Looking at the screenshots of people’s creations (those who have been able to play) brings back a wash of fond recollections of the old Simcities. This series is sort of the original and greatest “sandbox” game. One with no win or lose condition, no time limit, no missions to complete, just your imagination. I really look forward to spending some time in Maxis’ latest iteration of that wonderland I used to get so lost within–I’m just tamping down my expectations. This is Simcity: The Phantom Menace. And thanks to the wonder of modern technology, you can’t actually BUY it. You can only RENT it from Electronic Arts. That is, when they decide to eventually shut down the servers for good in some years time, that’s it, everyone’s done. There will be no dusty box in the closet with a CD in it that will allow you to reinstall a working copy. Nor will there be a stack of 3.5″ floppy disks that got lost for years, only to be found under the bed one day, allowing some magical time warp back to your old experiments, quirky half-successes, and weird ideas. Those save games kept that time portal open, in a way that few toys could–your LEGO creations could never rebuild themselves into a badass spaceship you created that one time, and the particles in the real-life sandbox of your backyard can never reassemble into the sweet castle your pal Jake made with his tower-shaped bucket. There is a euphoria in rewinding.

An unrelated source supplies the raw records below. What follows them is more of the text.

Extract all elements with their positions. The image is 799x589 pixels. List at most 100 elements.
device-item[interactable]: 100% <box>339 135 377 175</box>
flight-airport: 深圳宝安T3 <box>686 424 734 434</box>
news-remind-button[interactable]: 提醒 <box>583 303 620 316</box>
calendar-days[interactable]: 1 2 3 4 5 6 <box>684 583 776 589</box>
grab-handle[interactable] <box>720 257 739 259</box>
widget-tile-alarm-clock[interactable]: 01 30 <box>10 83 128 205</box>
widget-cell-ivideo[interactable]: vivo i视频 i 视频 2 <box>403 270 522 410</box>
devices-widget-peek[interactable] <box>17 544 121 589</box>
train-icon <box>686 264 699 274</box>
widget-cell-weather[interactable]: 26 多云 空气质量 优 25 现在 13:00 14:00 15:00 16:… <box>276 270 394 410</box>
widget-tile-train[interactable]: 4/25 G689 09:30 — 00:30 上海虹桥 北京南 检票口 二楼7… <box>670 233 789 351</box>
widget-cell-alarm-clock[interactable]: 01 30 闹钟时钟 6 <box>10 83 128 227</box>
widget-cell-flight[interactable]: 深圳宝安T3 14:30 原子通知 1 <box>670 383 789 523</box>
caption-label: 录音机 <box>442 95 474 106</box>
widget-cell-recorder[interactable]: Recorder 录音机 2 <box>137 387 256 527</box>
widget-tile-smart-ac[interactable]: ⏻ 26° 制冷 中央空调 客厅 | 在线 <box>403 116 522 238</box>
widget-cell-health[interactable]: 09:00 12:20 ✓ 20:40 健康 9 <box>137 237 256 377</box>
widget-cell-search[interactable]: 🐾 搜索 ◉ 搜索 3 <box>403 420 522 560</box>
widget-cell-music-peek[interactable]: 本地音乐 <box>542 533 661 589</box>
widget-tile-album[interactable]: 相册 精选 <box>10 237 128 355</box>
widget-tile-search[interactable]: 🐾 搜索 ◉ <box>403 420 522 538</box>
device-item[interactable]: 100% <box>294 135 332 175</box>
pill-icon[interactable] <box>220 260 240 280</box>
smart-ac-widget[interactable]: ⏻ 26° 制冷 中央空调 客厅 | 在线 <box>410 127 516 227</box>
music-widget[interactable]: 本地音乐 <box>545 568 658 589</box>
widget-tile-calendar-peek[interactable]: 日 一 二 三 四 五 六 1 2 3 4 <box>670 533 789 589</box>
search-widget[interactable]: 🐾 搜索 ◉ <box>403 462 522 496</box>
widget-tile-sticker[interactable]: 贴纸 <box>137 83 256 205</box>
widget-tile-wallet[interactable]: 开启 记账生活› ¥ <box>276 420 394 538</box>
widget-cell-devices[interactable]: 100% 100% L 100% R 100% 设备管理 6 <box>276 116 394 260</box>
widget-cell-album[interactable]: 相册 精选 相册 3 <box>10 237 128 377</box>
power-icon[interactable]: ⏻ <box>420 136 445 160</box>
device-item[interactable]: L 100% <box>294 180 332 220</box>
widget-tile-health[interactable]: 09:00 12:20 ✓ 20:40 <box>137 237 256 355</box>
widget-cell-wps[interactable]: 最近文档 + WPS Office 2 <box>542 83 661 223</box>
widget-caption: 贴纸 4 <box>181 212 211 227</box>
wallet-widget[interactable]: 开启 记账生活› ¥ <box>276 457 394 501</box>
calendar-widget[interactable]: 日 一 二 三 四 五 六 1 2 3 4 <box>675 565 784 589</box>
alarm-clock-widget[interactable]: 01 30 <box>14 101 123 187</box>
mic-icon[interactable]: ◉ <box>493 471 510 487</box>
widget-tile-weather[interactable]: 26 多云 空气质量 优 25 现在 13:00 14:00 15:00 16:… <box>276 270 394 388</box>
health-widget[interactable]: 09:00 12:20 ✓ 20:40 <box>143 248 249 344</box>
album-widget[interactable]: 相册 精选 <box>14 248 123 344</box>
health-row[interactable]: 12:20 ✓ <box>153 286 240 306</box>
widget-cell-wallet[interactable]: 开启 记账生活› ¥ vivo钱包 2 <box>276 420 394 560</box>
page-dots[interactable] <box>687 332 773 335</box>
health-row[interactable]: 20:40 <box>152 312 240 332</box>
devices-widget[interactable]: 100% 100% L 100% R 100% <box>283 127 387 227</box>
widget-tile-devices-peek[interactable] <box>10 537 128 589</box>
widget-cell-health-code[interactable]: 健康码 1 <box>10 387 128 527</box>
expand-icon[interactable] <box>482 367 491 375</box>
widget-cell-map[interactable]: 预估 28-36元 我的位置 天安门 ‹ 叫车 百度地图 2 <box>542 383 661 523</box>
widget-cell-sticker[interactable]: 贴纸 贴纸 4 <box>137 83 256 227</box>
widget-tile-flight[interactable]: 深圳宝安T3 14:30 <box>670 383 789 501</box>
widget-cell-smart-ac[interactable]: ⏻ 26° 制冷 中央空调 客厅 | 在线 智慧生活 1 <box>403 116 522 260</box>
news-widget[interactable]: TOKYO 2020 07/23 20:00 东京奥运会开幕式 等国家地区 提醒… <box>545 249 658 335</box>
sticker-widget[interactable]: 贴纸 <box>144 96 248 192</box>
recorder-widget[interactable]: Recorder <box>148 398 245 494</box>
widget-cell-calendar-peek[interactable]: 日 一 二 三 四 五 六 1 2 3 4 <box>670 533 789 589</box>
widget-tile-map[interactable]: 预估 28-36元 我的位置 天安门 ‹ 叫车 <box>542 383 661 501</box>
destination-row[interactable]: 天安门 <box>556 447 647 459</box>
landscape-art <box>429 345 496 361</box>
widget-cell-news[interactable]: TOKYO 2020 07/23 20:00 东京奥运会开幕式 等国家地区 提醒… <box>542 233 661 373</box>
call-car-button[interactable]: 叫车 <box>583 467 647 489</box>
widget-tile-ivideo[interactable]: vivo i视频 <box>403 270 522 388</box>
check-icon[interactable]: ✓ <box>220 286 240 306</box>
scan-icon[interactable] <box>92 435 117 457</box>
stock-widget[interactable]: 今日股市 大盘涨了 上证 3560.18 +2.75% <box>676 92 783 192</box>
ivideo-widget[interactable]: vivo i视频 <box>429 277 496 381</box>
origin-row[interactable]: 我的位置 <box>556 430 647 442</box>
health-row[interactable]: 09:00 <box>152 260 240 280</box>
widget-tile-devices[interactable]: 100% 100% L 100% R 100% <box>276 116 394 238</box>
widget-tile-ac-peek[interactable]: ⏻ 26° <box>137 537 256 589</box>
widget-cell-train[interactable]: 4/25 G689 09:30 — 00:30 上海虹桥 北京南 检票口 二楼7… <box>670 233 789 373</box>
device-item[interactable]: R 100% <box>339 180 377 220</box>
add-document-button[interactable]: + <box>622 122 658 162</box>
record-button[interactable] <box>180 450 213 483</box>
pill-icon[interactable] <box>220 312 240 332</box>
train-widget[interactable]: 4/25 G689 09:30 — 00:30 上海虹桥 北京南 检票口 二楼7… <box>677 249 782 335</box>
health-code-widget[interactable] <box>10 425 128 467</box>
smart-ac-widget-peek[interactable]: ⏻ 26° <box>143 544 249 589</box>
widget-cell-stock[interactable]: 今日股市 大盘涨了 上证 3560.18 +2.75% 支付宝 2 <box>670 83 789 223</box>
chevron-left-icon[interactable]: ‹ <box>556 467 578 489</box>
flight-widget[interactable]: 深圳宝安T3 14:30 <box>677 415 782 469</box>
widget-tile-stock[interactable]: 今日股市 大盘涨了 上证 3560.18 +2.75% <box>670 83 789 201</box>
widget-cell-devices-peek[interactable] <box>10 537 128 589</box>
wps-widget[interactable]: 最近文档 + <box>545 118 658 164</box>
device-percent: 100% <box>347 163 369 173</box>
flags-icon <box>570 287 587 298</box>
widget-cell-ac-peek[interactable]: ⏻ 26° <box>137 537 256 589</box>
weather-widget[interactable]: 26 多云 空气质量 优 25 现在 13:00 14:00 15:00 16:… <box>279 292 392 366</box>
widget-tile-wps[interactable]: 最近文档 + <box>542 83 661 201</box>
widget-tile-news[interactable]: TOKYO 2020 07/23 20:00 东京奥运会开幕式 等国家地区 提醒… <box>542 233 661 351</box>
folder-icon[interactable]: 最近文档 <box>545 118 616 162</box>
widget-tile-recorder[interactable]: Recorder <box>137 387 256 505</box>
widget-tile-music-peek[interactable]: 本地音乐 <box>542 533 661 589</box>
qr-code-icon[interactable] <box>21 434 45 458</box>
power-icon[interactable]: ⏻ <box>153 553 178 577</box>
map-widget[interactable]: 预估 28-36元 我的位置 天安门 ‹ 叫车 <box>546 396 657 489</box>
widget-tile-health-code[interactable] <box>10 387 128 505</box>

Those days are gone. The future is here, and what’s new isn’t always better.
Instead of a sarcastic “Thanks EA” I’m going to do my best to simply enjoy Simcity 2013 at face value. It’ll never be able to touch SC2k in terms of pure addictive thrill. And when it’s over it’s gone forever. I’ll make a point to enjoy it in the moment, going in knowing that’s a very pretty, but ultimately much smaller, more limited world than my nostalgia wants to paint it.